Depois de voltar a explicar à Clarinha acerca de ainda ser cedo para ela  receber Jesus na Santa Eucaristia, ela descobriu uma coisa que a faz ficar feliz e mais próxima de Jesus na altura da comunhão. 
Quando a Clarinha nos acompanhava na fila da comunhão algumas vezes ela ficava parada à espera de receber Jesus e ficava triste e aborrecida a perguntar-me o porquê de o sr. padre não lhe dar Jesus. Numa missa aqui perto que participámos, o sacerdote tinha o hábito de fazer um sinal da cruz quando as crianças acompanhavam os pais na fila para a comunhão. A Clarinha como não estava acostumada, na primeira vez não esperou, mas ficou a pensar que queria receber a cruzinha do sr. padre.

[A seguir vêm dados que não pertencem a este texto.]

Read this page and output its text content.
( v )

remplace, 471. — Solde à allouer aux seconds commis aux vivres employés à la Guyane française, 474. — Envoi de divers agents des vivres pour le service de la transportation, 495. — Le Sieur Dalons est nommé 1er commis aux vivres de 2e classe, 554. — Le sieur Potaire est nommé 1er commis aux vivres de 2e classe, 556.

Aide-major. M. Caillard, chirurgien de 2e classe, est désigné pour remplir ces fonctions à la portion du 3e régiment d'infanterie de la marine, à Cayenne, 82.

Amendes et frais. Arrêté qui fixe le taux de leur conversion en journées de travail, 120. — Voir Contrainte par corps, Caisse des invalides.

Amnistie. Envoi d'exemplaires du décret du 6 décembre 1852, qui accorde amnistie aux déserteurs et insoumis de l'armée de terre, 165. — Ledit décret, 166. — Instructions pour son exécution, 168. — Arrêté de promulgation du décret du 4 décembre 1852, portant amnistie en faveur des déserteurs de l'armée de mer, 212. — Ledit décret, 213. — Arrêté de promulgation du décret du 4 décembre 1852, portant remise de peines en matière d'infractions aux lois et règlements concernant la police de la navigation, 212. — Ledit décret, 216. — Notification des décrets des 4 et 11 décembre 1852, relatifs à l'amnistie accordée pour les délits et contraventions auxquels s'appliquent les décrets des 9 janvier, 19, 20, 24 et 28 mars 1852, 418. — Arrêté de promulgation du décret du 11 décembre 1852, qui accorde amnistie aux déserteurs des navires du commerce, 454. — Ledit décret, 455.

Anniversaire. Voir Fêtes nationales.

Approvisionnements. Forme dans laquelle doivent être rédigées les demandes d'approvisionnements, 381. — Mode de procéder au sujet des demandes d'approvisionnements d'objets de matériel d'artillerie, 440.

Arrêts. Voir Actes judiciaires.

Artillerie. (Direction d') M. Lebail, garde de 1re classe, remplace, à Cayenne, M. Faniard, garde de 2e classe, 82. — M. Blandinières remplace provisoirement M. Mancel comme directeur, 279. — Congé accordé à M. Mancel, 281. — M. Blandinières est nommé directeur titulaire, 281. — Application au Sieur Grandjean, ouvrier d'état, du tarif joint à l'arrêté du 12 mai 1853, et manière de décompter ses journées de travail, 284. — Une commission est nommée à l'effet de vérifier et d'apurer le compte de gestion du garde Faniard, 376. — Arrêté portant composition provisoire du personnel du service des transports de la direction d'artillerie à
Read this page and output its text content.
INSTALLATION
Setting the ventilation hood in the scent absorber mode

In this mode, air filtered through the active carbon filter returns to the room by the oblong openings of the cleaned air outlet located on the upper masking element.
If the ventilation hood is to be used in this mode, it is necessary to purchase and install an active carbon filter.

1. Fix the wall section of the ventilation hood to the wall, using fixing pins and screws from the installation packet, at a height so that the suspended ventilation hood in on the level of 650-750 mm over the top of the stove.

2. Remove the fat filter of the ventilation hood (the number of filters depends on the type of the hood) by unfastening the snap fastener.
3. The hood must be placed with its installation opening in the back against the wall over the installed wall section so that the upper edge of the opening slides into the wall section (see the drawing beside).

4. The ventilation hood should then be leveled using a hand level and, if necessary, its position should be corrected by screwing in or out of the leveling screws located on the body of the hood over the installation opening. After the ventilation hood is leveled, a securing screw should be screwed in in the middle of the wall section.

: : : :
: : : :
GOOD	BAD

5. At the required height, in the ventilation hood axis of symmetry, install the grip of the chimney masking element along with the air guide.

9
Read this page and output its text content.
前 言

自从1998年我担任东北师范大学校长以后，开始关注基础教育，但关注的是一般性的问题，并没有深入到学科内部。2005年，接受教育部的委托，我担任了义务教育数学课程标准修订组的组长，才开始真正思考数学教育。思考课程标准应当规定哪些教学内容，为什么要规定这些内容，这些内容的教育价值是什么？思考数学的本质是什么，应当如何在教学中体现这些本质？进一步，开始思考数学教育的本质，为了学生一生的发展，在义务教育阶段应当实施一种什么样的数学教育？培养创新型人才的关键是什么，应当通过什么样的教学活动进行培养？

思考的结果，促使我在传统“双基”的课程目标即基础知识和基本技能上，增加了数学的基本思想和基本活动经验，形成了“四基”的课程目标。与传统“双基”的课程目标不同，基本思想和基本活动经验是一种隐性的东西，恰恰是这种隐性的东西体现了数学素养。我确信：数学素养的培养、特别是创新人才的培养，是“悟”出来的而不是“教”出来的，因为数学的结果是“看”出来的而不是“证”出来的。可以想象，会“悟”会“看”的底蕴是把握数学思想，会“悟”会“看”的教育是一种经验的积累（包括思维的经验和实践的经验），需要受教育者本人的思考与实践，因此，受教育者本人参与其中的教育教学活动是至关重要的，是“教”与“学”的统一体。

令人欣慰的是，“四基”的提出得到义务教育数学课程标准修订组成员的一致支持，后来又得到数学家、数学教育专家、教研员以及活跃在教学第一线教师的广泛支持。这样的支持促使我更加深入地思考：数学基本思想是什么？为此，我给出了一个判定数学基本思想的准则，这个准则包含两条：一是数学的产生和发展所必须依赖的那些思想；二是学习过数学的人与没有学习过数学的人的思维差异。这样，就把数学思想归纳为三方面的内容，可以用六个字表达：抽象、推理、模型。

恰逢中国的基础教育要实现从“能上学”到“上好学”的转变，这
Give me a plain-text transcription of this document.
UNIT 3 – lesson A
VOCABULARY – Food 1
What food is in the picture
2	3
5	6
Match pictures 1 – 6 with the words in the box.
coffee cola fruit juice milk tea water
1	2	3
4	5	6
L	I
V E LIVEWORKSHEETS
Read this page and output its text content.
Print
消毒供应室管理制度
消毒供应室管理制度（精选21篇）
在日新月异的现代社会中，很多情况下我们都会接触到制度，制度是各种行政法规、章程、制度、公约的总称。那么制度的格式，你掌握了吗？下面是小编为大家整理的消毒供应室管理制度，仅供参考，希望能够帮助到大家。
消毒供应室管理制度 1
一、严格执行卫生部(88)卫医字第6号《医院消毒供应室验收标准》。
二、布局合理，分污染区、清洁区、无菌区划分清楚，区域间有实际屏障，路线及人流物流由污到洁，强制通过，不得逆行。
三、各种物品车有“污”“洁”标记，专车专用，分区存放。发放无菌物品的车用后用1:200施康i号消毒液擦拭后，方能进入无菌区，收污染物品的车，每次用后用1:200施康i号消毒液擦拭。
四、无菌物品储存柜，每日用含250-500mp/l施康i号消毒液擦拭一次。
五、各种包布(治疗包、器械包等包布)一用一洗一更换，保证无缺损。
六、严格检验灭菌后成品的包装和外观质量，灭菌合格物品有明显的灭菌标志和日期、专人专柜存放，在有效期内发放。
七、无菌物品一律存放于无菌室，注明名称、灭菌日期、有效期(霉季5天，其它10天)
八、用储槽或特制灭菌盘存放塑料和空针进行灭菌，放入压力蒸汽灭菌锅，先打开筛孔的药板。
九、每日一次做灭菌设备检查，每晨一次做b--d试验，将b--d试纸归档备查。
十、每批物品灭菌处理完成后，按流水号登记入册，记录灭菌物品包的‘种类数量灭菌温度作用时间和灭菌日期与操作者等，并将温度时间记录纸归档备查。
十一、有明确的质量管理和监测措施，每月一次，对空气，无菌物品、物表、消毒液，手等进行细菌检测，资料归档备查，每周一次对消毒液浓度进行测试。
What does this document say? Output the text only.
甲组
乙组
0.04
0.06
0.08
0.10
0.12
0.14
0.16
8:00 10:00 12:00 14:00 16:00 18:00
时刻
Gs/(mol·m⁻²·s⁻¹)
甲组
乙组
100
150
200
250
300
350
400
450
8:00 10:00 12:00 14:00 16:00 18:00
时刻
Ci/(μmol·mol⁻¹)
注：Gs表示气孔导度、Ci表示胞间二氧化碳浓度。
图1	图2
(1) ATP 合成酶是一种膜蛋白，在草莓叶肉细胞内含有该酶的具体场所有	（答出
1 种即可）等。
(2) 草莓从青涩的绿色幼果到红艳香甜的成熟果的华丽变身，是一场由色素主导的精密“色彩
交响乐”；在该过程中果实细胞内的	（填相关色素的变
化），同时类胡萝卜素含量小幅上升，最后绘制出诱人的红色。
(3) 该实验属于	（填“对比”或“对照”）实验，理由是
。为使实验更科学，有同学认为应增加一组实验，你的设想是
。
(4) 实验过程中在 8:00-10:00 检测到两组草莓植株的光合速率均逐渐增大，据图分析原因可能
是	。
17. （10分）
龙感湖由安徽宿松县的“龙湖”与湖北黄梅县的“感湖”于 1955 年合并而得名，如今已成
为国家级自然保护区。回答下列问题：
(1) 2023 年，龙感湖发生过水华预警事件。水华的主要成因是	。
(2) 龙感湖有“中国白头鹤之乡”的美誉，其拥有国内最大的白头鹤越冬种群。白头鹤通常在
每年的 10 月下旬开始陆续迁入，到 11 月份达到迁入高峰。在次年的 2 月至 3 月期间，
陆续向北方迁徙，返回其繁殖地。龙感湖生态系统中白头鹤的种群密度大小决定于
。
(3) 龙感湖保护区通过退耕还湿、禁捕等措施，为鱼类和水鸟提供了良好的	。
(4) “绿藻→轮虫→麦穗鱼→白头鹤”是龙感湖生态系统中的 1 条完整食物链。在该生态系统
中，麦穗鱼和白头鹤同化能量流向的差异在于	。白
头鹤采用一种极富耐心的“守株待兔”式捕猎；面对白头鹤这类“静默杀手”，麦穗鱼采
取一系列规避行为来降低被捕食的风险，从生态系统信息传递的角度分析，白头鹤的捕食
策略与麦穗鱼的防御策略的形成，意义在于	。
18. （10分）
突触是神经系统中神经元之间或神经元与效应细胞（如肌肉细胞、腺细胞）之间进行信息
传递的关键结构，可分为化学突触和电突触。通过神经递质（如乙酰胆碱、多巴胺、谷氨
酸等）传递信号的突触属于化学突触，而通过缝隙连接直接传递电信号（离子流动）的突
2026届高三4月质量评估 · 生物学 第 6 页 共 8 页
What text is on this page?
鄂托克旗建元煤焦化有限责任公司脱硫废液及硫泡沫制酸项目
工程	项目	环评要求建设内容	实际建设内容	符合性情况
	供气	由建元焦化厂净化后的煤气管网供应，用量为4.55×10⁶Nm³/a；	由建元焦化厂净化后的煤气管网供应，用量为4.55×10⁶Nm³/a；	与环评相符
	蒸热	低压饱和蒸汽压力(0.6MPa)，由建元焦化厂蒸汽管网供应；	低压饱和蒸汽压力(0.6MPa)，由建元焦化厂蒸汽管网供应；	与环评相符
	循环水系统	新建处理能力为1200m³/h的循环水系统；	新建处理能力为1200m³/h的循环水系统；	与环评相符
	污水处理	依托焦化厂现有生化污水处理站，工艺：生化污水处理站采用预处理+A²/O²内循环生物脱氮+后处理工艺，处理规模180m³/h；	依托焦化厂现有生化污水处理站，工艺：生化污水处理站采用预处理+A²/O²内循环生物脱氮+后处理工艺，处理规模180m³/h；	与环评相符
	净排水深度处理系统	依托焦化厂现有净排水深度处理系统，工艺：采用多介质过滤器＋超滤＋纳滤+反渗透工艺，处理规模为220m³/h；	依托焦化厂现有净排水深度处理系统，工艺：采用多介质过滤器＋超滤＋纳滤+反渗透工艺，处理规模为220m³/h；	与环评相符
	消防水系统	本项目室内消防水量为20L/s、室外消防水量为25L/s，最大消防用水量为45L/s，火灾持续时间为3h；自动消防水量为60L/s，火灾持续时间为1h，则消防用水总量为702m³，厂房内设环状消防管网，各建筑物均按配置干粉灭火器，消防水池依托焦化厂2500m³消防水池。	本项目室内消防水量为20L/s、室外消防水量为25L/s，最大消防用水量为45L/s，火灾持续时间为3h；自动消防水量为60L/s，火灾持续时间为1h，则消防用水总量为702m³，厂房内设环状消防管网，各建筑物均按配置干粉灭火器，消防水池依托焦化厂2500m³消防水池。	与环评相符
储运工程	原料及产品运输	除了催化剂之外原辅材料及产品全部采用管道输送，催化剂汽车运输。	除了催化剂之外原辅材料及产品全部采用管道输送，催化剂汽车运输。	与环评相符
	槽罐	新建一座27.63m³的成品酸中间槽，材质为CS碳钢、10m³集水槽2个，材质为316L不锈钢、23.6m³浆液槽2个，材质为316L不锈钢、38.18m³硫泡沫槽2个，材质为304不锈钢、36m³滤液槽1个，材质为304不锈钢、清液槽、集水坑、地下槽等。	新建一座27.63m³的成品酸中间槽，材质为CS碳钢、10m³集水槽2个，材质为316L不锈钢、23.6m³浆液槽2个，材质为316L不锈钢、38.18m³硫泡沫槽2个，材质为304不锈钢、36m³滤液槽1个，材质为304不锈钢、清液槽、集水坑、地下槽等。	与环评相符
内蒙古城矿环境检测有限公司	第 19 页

Também aqui, nesta  nova paróquia, há esse hábito tão belo, que faz os mais pequenos se aproximarem de Jesus e participarem do momento da comunhão. Numa das missas que assistimos, eu estava sozinha com os três. A Clarinha estava um pouco inquieta na missa e no momento da comunhão, ao chegarmos à frente da fila, o sr. padre virou-se para a Clarinha e disse-lhe:
-" Deixa-me fazer-te uma cruzinha para seres santa!" Ela sorriu de boca aberta e quando voltámos para o lugar  ela levantou os braços de contente e disse em voz alta:
-" Mamã, já tenho três cruzinhas, viste?!"
-" Chiuu... Está a falar muito alto. Fica quietinha no teu lugar até ao fim". Foi difícil, não dar nas vistas. Ela estava mesmo contente.